Your Space Or Mine
Celebrated graphic artist, printmaker and designer Anthony Burrill shares a message of patience, hope and positivity across the UK
At the heart of Anthony Burrill’s longstanding and extensive visual art practice is a beautifully guileless mantra: keep things simple and direct; say the most with the least; connect with people through words.
After completing Graphic Design studies at Leeds Polytechnic in 1989 and going on to gain an MA at the Royal College of Art in London Burrill’s early career was concerned with making his way as a commercial graphic designer. But, as he explained in a recent interview for D&AD’s New Blood digital festival, “There’s always a tension working commercially […] delivering other people’s messages that maybe I didn’t believe in myself. I very gradually began to kind of move away into something that was more fulfilling and nourishing for me as a person.”

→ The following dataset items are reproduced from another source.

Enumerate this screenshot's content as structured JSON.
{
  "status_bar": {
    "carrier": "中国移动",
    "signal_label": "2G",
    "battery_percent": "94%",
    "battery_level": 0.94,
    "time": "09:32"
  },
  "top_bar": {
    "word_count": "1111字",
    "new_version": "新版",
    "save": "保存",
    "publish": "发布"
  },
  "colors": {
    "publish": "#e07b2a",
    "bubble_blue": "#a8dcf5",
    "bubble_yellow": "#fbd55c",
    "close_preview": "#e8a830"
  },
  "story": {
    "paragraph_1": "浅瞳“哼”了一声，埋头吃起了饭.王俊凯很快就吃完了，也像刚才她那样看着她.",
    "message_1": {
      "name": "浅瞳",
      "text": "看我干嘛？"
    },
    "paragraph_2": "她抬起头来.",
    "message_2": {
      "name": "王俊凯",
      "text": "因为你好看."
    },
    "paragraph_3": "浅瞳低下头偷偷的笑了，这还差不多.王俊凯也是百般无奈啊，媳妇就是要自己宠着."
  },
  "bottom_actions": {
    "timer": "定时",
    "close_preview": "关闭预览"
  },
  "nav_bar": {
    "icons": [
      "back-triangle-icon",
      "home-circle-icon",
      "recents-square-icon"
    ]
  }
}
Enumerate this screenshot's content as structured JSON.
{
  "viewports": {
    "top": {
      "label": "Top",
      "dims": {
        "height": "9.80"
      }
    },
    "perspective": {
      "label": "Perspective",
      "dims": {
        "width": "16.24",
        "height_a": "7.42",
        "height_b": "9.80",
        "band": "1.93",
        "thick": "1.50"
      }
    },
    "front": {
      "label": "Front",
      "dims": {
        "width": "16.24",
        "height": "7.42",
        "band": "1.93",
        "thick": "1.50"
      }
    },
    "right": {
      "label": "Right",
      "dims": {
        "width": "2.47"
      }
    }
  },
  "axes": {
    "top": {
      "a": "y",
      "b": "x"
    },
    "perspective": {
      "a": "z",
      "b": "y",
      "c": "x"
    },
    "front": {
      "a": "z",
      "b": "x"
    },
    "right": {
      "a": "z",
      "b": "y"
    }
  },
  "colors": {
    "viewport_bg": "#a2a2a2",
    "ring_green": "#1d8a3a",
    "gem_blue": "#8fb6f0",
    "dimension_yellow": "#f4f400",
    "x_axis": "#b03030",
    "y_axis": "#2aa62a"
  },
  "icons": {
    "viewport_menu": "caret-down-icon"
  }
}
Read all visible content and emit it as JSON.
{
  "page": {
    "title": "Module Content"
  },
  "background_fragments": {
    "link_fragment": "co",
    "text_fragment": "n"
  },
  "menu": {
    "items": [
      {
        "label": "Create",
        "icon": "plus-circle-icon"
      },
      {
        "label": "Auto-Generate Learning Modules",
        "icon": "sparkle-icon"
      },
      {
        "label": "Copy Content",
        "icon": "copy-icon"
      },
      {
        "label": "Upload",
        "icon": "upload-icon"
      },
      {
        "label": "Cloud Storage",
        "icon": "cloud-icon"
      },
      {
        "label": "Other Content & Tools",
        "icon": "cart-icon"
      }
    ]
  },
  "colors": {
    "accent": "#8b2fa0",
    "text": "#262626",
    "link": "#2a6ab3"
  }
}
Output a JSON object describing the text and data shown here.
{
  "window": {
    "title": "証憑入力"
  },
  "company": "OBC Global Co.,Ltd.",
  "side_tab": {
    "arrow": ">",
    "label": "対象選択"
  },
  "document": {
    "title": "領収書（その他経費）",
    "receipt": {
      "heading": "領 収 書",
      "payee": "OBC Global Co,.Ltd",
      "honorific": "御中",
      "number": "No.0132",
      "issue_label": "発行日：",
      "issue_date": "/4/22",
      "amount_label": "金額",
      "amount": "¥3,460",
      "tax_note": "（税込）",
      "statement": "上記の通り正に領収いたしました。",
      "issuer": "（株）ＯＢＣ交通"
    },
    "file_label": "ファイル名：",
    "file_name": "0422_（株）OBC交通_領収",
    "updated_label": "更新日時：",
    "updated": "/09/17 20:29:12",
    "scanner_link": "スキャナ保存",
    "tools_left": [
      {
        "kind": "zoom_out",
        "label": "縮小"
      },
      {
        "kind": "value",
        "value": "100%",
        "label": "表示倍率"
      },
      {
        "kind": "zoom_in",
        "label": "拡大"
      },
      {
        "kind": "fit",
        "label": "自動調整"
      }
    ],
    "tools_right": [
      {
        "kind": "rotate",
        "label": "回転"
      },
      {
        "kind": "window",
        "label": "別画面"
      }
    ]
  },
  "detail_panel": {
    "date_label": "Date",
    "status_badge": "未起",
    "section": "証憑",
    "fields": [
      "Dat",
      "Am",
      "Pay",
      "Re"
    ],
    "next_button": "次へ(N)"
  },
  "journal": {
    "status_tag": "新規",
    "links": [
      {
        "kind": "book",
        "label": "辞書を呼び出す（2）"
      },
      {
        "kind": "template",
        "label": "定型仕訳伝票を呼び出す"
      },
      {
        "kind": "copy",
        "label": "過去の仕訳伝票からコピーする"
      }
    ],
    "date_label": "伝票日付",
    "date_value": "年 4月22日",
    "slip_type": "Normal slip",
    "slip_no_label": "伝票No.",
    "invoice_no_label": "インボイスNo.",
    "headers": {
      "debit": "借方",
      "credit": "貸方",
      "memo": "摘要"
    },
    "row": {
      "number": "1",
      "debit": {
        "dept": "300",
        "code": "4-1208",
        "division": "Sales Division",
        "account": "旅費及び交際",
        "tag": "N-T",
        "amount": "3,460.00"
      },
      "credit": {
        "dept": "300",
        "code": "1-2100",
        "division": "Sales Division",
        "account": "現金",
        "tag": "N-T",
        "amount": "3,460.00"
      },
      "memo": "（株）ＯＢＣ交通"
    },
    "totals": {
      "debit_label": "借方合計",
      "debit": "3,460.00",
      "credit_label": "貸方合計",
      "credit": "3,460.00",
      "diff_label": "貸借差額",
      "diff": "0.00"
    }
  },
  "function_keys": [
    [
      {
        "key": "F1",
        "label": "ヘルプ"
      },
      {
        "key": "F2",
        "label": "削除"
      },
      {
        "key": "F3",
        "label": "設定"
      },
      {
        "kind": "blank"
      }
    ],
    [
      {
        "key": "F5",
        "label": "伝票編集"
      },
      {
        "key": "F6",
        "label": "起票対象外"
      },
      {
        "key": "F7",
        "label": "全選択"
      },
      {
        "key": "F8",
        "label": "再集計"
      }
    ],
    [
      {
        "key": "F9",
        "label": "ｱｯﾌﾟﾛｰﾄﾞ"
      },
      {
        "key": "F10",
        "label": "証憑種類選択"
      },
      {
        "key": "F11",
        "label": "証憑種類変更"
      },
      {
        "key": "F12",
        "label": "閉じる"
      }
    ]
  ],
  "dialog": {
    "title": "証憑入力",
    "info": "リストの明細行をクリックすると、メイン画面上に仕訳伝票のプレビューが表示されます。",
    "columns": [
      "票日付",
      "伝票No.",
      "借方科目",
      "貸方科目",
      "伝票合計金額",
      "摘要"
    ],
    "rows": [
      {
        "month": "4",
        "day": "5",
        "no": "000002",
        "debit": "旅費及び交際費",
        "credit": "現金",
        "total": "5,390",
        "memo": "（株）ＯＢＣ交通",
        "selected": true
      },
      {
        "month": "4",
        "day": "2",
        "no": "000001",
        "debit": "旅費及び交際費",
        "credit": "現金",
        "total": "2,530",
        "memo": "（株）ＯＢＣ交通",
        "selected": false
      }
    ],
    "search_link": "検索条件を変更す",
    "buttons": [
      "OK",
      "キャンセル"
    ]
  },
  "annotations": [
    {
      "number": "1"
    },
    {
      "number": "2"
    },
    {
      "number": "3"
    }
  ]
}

The first major project where Burrill was able to use his penchant for brevity, wit and bold typography came in 1997 working with Erik Kessels on a campaign for Hans Brinker’s budget hotel in Amsterdam. His kitchen table, cut ‘n’ paste collage approach chimed perfectly with the creative brief: namely to flip the failings of very shoddy accommodation and non-existent facilities into USPs.
It worked a treat. At a time when advertising graphics were leaning towards the ‘slick and sophisticated’ – read busy and a bit oblique – Burrill’s clarity, humour and plain-speaking shone through. That success eventually meant he could work on select commercial jobs as well as lending his skills to charities and pressure groups close to his heart and pursuing personal projects.